16 juin 2012

Histoire de montres


Le temps fuit… et les montres se brisent. Les aiguilles ralentissent, le mécanisme s’empoussière. La pile a des ratés tels un vieux cœur malade et fatigué, et vient un temps où elle doit passer sous le bistouri comme toute bonne matière qui respecte cette mystérieuse loi de l’entropie.

Je reviens d’une visite à mon vieux père Alzheimer. Sa montre ne tient plus le temps, elle ironise sur sa mémoire, elle garde toujours la même heure. « Je vais la faire réparer, lui dis-je ».  « Non, non, elle va bien, ce n’est pas nécessaire ». Le temps s’est arrêté, a disparu, mais quelle importance pour lui. Il est entré corps et âme dans un éternel présent qu’aucune montre, si précise soit-elle, ne saurait faire dévier.

Plus tard dans la journée, je vais faire une marche rapide, pour entretenir le cœur justement, pour qu’il ne me laisse pas tomber trop vite et que son tic-tac se maintienne de façon régulière. À quelques pas d’une intersection achalandée, je croise un vieil homme aveugle. Il marche difficilement. Je lui propose de l’aider à traverser la rue. Il accepte avec joie. À la blague, je lui dis qu’il va trop vite pour moi, je suis essoufflé… Nous rions de bon cœur.  Nous continuons à marcher, il me tient le bras. La conversation s’engage sur son handicap. Il me dit qu’il lui reste un 3% de vision sur son œil gauche et que jusqu’à l’âge de 26 ans il voyait correctement. Puis tout a basculé suite à une maladie.
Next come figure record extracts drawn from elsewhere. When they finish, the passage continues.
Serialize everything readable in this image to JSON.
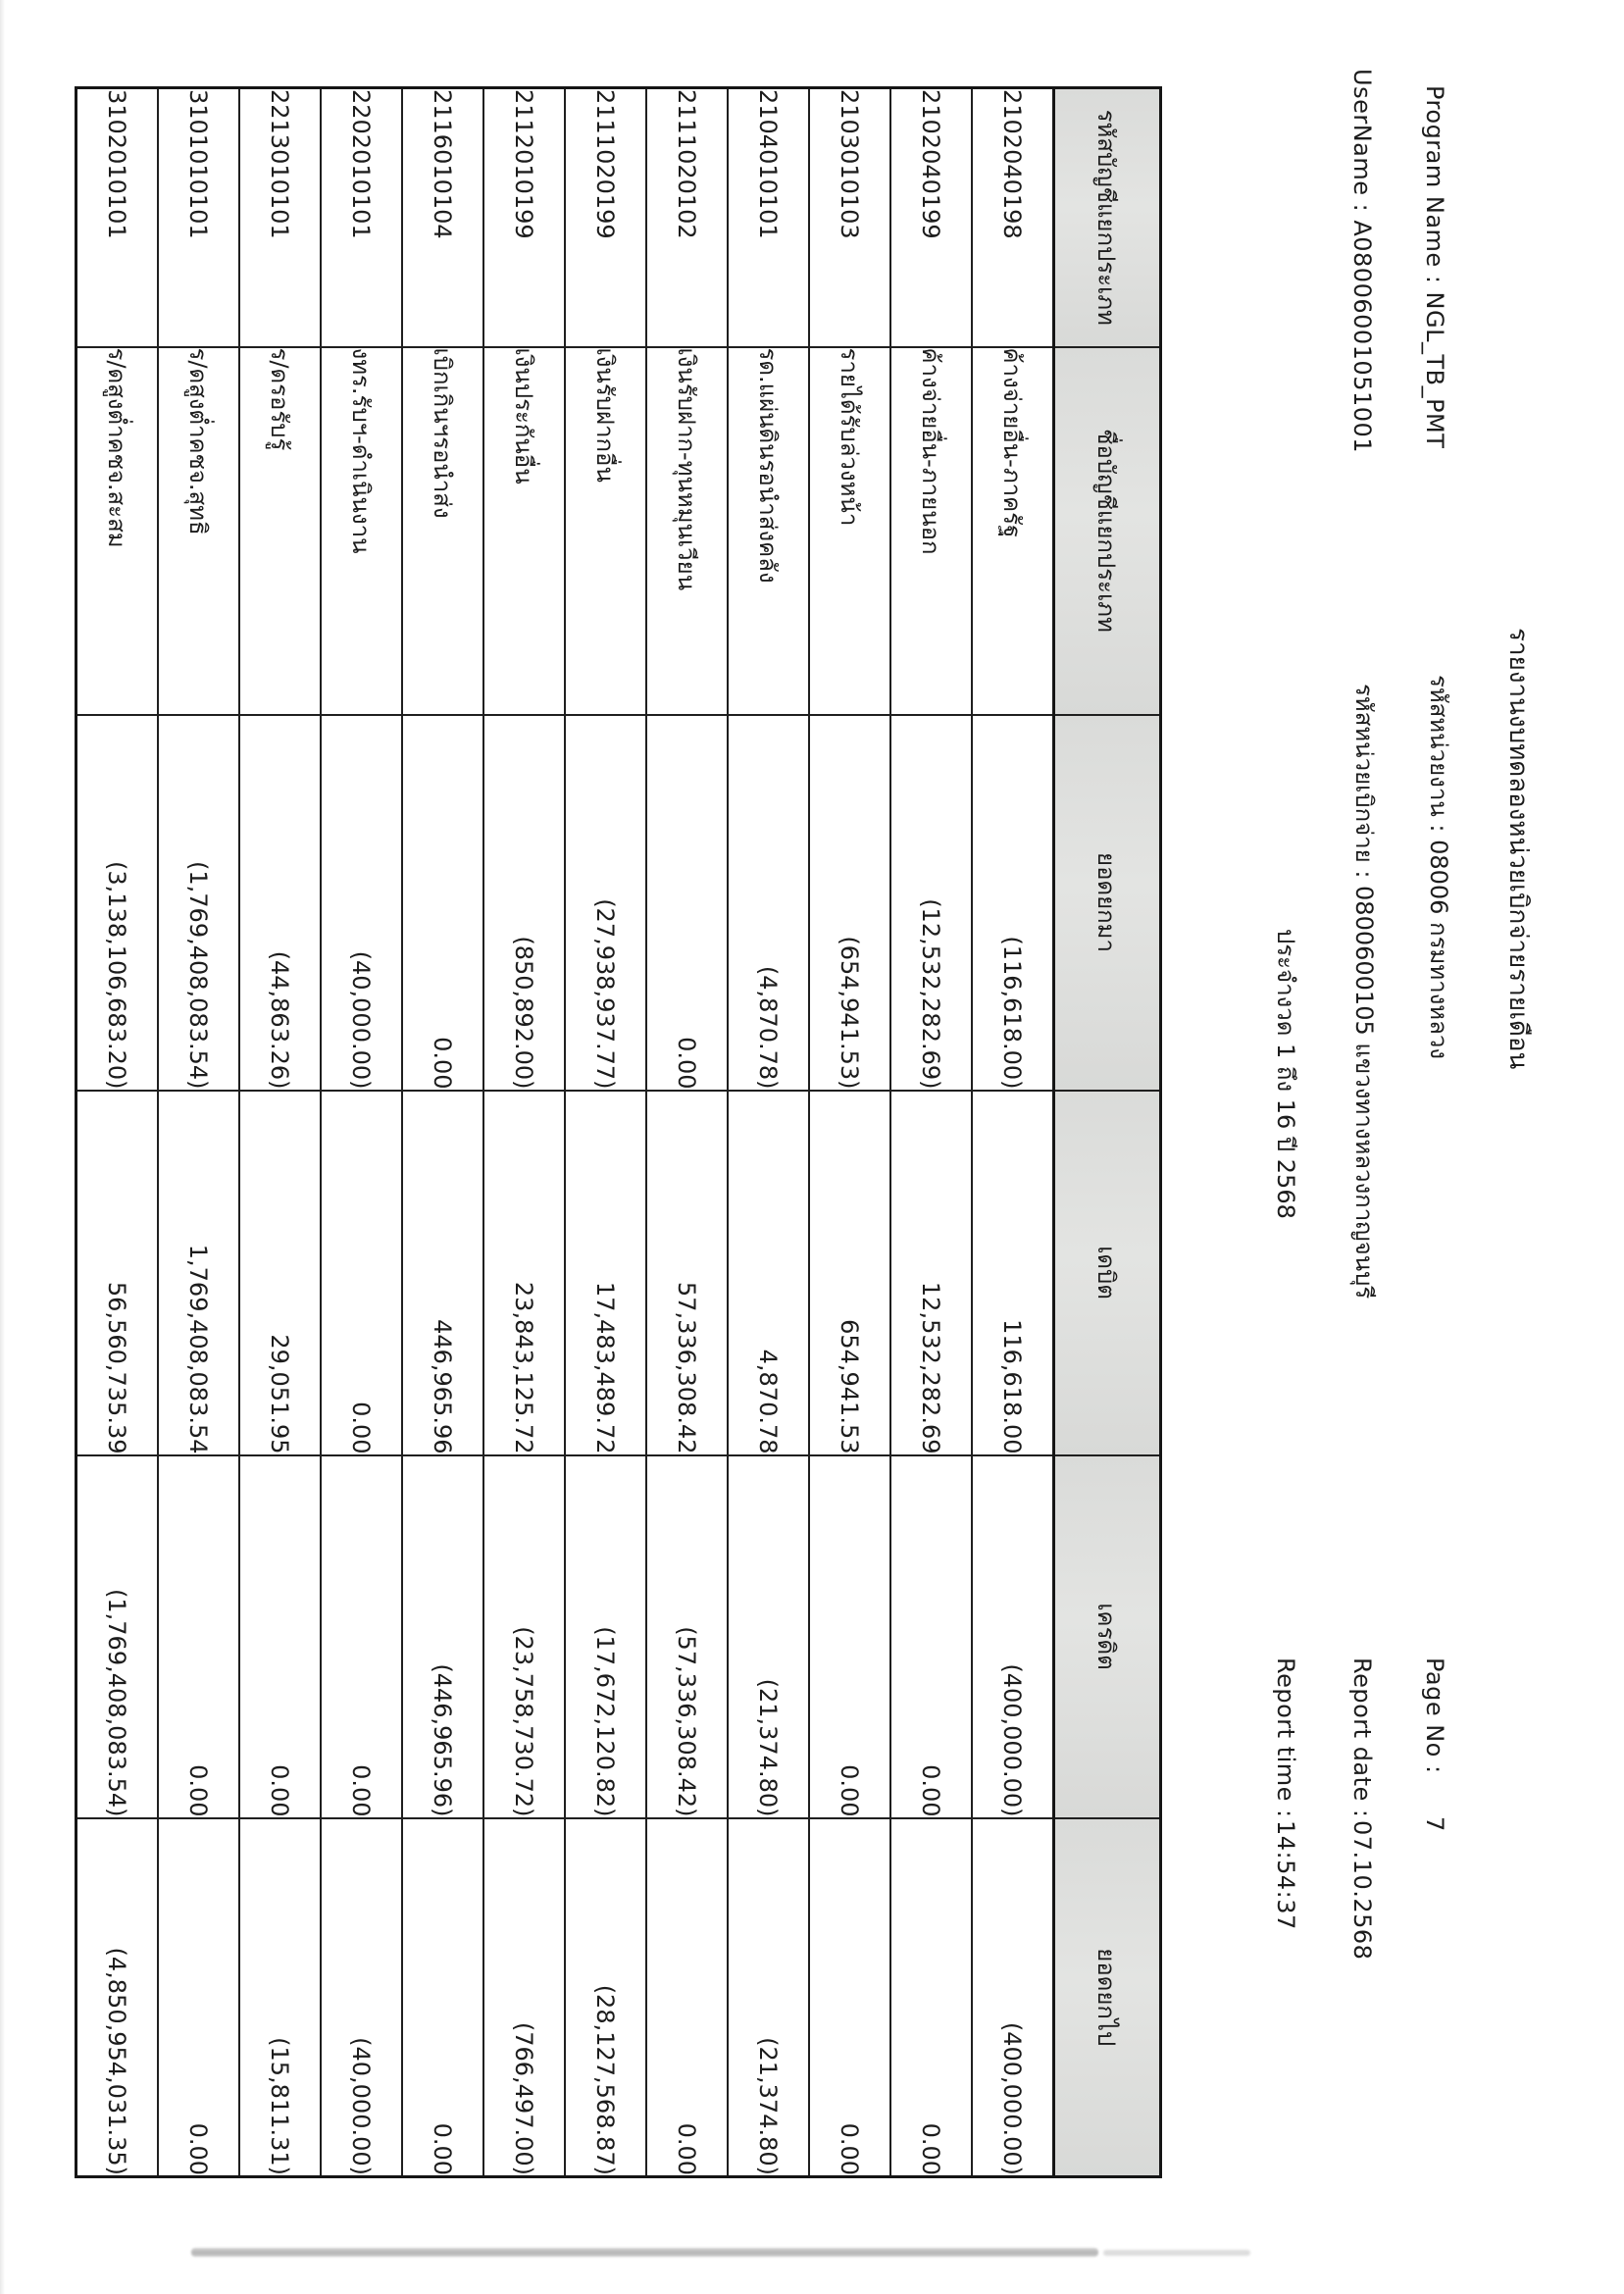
{
  "header": {
    "title": "รายงานงบทดลองหน่วยเบิกจ่ายรายเดือน",
    "program_name_line": "Program Name : NGL_TB_PMT",
    "username_line": "UserName : A08006001051001",
    "agency_line": "รหัสหน่วยงาน : 08006 กรมทางหลวง",
    "unit_line": "รหัสหน่วยเบิกจ่าย : 0800600105 แขวงทางหลวงกาญจนบุรี",
    "period_line": "ประจำงวด 1 ถึง 16 ปี 2568",
    "page_no_label": "Page No :",
    "page_no": "7",
    "report_date_label": "Report date :",
    "report_date": "07.10.2568",
    "report_time_label": "Report time :",
    "report_time": "14:54:37"
  },
  "table": {
    "columns": [
      "รหัสบัญชีแยกประเภท",
      "ชื่อบัญชีแยกประเภท",
      "ยอดยกมา",
      "เดบิต",
      "เครดิต",
      "ยอดยกไป"
    ],
    "rows": [
      {
        "code": "2102040198",
        "name": "ค้างจ่ายอื่น-ภาครัฐ",
        "opening": "(116,618.00)",
        "debit": "116,618.00",
        "credit": "(400,000.00)",
        "closing": "(400,000.00)"
      },
      {
        "code": "2102040199",
        "name": "ค้างจ่ายอื่น-ภายนอก",
        "opening": "(12,532,282.69)",
        "debit": "12,532,282.69",
        "credit": "0.00",
        "closing": "0.00"
      },
      {
        "code": "2103010103",
        "name": "รายได้รับล่วงหน้า",
        "opening": "(654,941.53)",
        "debit": "654,941.53",
        "credit": "0.00",
        "closing": "0.00"
      },
      {
        "code": "2104010101",
        "name": "รด.แผ่นดินรอนำส่งคลัง",
        "opening": "(4,870.78)",
        "debit": "4,870.78",
        "credit": "(21,374.80)",
        "closing": "(21,374.80)"
      },
      {
        "code": "2111020102",
        "name": "เงินรับฝาก-ทุนหมุนเวียน",
        "opening": "0.00",
        "debit": "57,336,308.42",
        "credit": "(57,336,308.42)",
        "closing": "0.00"
      },
      {
        "code": "2111020199",
        "name": "เงินรับฝากอื่น",
        "opening": "(27,938,937.77)",
        "debit": "17,483,489.72",
        "credit": "(17,672,120.82)",
        "closing": "(28,127,568.87)"
      },
      {
        "code": "2112010199",
        "name": "เงินประกันอื่น",
        "opening": "(850,892.00)",
        "debit": "23,843,125.72",
        "credit": "(23,758,730.72)",
        "closing": "(766,497.00)"
      },
      {
        "code": "2116010104",
        "name": "เบิกเกินฯรอนำส่ง",
        "opening": "0.00",
        "debit": "446,965.96",
        "credit": "(446,965.96)",
        "closing": "0.00"
      },
      {
        "code": "2202010101",
        "name": "งทร.รับฯ-ดำเนินงาน",
        "opening": "(40,000.00)",
        "debit": "0.00",
        "credit": "0.00",
        "closing": "(40,000.00)"
      },
      {
        "code": "2213010101",
        "name": "ร/ดรอรับรู้",
        "opening": "(44,863.26)",
        "debit": "29,051.95",
        "credit": "0.00",
        "closing": "(15,811.31)"
      },
      {
        "code": "3101010101",
        "name": "ร/ดสูงต่ำคชจ.สุทธิ",
        "opening": "(1,769,408,083.54)",
        "debit": "1,769,408,083.54",
        "credit": "0.00",
        "closing": "0.00"
      },
      {
        "code": "3102010101",
        "name": "ร/ดสูงต่ำคชจ.สะสม",
        "opening": "(3,138,106,683.20)",
        "debit": "56,560,735.39",
        "credit": "(1,769,408,083.54)",
        "closing": "(4,850,954,031.35)"
      }
    ]
  }
}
Autre intersection. Nous traversons la rue à la vitesse d’un escargot. Je remarque alors la montre qu’il porte. La vitre qui recouvre le cadran s’ouvre et se referme à la cadence du mouvement de son bras. Il me dit qu’elle est faite ainsi. D’un coup de poignet, la vitre se pousse pour lui permettre d’apposer ses doigts sur des petits pointillés qui lui indiquent l’heure. Il ajoute cependant qu’elle aurait besoin d’un entretien, « elle est pleine de saleté et la vitre est tout le temps ouverte ». Il rit de nouveau. Rien n’a d’importance, le temps, la vitesse qu’il se déplace, la rue, les autos, la folie du monde.

Nous nous laissons. Il me remercie chaleureusement et je pars de mon côté en pensant à son courage.